The High Court has found that a significant component of the government’s surveillance programme is unlawful, following a court challenge initiated by MP Tom Watson and supported by campaign organisation Liberty (Secretary of State for the Home Department v Watson MP & Ors [2018] EWCA Civ 70).
The Data Retention and Investigatory Powers Act of 2014 was introduced into parliament by Theresa May when she was Home Secretary, and the current lawsuit is a challenge to that law. The European Court of Justice was referred to the initial cases, and they agreed with our courts that the powers were far too broad. The Court of Appeal’s decision in this matter is final.
The statute was repealed and replaced by The Investigatory Powers Act 2016 as a result of those early legal setbacks. Is this decision still relevant now that the challenged legislation is no longer in effect?
A legal challenge to the new Act is already underway, and the matter will be tried later this year, but it’s worth noting that the new Act incorporates some of the elements that have recently been found unconstitutional.
The government has already stated that it will seek to change the law once more, but the current ideas appear to be insufficient. If that interpretation is right, the government will be thrown into a corner once more in terms of its surveillance programme.
At stake is the indiscriminate targeting of citizens, not just those suspected of criminal conduct, but daily prying on everyone’s activities in order to build up a database of data for future use. Opponents to the government’s plans are concerned about access to that database and how it might be used for purposes other than national security in the future.
The current law is unsatisfactory since it:
- did not restrict access to this data, in the context of the investigation and prosecution of crime, to the purpose of fighting serious crime.
- let police and public bodies authorise their own access, instead of subjecting access requests to prior authorisation by a court or independent body.

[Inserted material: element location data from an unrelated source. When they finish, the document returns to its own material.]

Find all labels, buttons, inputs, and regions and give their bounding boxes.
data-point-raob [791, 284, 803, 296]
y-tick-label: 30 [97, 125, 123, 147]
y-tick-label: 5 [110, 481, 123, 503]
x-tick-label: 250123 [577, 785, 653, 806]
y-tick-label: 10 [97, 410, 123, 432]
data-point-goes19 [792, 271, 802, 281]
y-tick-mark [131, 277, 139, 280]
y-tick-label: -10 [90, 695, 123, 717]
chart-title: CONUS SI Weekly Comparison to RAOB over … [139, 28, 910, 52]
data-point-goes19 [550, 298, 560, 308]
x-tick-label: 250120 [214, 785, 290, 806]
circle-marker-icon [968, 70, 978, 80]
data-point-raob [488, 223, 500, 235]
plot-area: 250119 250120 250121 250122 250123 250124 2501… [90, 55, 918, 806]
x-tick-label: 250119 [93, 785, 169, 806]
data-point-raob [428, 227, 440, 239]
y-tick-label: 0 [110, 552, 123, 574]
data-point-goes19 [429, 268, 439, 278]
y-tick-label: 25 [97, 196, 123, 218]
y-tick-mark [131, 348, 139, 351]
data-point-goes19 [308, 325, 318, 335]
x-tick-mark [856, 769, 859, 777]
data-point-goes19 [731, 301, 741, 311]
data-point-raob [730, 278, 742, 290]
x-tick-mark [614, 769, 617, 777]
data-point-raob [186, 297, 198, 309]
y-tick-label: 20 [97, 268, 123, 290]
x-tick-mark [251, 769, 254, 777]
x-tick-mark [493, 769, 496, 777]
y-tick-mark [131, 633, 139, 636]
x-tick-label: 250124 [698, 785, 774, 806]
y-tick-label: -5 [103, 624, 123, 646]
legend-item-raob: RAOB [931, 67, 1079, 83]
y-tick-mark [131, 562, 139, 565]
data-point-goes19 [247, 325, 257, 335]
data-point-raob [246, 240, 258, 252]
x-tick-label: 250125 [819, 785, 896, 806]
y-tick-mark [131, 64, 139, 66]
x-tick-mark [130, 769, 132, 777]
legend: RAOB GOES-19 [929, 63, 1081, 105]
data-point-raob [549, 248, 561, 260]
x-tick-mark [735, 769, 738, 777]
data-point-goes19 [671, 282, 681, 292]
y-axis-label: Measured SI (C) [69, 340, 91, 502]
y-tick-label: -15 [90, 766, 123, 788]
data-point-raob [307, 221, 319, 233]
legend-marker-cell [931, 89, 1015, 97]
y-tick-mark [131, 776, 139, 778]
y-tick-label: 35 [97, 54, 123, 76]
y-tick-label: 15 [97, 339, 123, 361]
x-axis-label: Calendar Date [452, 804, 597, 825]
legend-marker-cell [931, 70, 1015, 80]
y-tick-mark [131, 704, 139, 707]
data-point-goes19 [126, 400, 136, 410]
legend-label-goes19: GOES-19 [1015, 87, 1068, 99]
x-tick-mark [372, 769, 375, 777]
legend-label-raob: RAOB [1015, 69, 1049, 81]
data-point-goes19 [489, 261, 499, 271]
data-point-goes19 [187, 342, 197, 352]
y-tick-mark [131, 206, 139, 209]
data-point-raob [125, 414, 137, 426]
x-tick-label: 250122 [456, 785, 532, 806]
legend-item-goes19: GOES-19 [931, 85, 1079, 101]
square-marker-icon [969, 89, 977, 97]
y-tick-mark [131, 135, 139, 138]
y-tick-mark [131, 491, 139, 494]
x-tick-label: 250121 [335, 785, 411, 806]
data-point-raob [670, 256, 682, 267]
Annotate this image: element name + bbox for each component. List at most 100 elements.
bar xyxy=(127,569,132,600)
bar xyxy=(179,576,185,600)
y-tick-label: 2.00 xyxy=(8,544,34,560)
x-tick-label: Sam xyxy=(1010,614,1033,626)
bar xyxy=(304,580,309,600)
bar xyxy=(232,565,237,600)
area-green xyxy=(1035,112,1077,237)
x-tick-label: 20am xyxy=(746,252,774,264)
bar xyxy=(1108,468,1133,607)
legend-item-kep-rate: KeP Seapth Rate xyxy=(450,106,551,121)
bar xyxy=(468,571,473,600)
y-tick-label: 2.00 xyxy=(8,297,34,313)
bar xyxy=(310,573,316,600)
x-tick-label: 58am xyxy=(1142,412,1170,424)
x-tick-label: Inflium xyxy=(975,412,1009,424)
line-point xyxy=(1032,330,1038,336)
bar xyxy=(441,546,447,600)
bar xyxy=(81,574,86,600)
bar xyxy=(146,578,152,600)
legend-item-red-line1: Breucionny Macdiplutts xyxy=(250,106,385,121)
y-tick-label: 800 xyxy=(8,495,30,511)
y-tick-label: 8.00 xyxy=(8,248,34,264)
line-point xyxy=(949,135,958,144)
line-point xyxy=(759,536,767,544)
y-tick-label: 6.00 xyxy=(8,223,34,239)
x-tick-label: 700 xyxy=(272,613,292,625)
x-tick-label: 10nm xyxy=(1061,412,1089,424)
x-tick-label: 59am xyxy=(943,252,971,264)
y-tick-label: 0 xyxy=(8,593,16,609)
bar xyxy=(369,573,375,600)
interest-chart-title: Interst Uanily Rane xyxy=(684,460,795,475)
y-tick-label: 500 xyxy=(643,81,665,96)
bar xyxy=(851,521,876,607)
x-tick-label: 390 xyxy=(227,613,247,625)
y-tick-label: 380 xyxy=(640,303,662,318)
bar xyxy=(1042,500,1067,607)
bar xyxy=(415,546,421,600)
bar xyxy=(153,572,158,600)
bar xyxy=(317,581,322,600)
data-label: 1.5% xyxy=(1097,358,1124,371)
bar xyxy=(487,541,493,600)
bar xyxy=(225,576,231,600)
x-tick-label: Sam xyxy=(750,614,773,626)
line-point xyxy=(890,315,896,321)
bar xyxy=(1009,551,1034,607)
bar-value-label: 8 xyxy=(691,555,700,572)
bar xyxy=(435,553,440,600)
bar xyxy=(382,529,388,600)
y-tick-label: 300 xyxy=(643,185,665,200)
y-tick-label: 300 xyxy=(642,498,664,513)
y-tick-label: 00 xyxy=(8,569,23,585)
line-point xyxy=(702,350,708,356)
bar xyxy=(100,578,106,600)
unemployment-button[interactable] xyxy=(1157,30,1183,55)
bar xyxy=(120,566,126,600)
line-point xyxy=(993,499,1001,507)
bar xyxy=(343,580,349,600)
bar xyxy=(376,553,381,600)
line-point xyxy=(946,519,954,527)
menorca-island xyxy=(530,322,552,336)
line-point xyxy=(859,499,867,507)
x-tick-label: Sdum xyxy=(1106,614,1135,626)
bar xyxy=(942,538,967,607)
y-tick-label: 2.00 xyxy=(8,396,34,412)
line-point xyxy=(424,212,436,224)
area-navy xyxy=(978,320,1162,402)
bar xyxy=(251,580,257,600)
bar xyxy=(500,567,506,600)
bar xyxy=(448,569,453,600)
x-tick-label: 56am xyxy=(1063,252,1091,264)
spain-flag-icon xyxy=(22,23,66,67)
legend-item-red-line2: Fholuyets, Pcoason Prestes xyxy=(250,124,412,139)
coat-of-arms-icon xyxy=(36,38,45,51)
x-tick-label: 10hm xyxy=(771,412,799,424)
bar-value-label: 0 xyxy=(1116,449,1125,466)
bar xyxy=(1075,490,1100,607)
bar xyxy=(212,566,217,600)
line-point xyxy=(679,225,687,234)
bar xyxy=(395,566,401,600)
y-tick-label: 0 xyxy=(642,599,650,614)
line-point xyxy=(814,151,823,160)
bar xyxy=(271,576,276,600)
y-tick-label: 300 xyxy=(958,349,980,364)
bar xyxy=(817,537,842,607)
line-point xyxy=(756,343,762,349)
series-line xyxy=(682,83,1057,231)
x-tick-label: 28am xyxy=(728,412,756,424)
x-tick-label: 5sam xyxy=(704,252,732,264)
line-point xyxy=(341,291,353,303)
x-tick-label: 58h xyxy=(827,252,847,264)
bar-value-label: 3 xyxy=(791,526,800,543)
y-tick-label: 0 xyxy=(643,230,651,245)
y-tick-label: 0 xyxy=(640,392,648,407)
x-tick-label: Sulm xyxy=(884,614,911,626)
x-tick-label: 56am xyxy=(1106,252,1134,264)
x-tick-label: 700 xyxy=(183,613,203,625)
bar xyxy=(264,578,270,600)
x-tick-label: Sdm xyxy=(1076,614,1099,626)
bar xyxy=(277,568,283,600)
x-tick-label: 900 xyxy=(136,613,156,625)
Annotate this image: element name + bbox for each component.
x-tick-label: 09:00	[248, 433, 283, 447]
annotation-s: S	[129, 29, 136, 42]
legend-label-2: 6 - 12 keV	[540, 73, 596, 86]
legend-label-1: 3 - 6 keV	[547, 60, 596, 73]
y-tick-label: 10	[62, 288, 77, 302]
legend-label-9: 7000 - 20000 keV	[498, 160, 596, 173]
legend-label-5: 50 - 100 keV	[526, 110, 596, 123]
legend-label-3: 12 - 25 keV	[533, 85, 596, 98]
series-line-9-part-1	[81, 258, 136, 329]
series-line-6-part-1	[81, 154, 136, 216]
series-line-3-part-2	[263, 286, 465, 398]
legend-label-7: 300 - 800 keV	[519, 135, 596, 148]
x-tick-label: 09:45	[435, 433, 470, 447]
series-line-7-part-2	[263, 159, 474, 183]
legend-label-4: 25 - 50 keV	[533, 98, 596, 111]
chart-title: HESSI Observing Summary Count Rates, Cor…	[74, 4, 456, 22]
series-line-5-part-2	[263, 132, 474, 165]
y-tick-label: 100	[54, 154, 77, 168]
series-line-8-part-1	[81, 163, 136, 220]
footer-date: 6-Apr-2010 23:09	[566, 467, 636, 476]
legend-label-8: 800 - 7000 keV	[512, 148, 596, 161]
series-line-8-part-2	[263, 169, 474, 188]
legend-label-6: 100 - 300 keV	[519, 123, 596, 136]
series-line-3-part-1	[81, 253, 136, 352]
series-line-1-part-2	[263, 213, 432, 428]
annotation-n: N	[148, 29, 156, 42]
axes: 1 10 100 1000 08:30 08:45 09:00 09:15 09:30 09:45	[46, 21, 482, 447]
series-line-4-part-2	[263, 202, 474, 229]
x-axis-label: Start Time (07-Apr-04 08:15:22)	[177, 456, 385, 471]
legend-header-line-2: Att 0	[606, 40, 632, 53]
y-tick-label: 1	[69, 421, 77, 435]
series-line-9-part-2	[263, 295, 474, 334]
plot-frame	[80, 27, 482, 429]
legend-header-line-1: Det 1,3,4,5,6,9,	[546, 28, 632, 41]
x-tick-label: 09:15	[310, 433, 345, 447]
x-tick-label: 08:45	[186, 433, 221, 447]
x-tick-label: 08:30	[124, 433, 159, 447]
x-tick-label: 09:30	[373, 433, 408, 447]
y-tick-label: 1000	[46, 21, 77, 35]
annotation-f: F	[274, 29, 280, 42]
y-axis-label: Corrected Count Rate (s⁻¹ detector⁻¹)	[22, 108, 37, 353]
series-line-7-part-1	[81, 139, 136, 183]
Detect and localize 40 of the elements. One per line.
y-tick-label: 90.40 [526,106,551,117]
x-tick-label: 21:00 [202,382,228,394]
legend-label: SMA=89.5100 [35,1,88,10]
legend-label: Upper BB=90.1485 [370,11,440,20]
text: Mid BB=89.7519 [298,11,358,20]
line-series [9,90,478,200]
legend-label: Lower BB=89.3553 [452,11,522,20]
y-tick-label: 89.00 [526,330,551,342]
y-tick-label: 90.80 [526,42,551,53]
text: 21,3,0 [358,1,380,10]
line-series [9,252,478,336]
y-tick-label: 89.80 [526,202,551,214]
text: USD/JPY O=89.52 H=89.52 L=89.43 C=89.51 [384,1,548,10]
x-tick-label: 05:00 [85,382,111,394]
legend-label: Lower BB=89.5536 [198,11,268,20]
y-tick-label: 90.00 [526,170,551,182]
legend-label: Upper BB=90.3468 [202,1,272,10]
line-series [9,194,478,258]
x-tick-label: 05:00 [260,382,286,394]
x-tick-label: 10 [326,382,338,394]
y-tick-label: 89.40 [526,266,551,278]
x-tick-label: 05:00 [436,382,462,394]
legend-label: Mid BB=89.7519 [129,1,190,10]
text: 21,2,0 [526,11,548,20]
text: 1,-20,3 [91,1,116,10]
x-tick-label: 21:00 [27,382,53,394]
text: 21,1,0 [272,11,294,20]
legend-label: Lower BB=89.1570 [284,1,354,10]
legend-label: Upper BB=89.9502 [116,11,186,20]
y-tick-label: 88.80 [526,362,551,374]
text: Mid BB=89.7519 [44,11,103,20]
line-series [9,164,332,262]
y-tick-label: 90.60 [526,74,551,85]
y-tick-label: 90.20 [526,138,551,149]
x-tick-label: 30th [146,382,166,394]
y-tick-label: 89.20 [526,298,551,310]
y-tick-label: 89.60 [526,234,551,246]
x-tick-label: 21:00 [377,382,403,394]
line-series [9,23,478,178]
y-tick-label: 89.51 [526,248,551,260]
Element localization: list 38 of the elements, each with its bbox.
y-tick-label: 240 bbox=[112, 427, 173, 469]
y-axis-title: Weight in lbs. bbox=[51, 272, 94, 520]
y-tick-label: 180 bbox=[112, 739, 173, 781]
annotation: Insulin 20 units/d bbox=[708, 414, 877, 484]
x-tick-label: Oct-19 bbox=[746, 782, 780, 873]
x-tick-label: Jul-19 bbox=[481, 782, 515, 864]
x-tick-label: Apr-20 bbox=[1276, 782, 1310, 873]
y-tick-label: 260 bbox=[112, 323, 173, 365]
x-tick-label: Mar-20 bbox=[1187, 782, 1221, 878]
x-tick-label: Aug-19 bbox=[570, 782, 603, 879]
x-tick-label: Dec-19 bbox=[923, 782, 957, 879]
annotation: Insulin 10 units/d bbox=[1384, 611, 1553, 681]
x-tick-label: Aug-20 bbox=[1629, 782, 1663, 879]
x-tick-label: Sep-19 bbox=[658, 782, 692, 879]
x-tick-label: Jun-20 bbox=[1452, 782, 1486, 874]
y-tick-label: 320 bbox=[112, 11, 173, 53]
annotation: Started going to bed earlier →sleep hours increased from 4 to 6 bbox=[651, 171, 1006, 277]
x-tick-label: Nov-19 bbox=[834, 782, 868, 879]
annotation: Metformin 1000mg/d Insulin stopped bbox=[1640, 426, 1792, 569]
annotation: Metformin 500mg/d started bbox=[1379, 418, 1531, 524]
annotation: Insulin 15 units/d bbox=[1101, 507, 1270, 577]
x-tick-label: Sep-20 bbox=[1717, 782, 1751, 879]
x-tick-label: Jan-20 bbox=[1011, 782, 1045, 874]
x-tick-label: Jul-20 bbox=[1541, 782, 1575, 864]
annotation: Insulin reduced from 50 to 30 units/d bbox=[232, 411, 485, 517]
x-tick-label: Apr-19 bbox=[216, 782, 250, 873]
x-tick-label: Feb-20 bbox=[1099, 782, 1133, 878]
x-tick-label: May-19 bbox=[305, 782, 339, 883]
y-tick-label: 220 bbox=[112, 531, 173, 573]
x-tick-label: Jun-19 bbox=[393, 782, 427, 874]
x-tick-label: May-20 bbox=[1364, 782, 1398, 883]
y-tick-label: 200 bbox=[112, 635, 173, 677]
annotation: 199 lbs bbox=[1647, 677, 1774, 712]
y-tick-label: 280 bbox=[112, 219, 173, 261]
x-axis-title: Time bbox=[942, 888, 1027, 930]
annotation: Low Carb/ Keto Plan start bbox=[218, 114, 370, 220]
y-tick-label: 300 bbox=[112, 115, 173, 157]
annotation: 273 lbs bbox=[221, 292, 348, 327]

Some argue that if you have nothing to conceal, you have nothing to fear, however Liberty, a campaigning organisation, counters with the following unsettling observation:
“Since this legal challenge was launched in 2014, the Investigatory Powers Act has not only re-legislated for the powers found unlawful today, but gone much further.
The Act dramatically expanded powers to gather data on the entire population while maintaining the lack of safeguards that resulted in this legal challenge. It also legalised other unprecedented mass surveillance powers – including mass hacking, spying on phone calls and emails on an industrial scale and collecting huge databases containing sensitive information on millions of people.”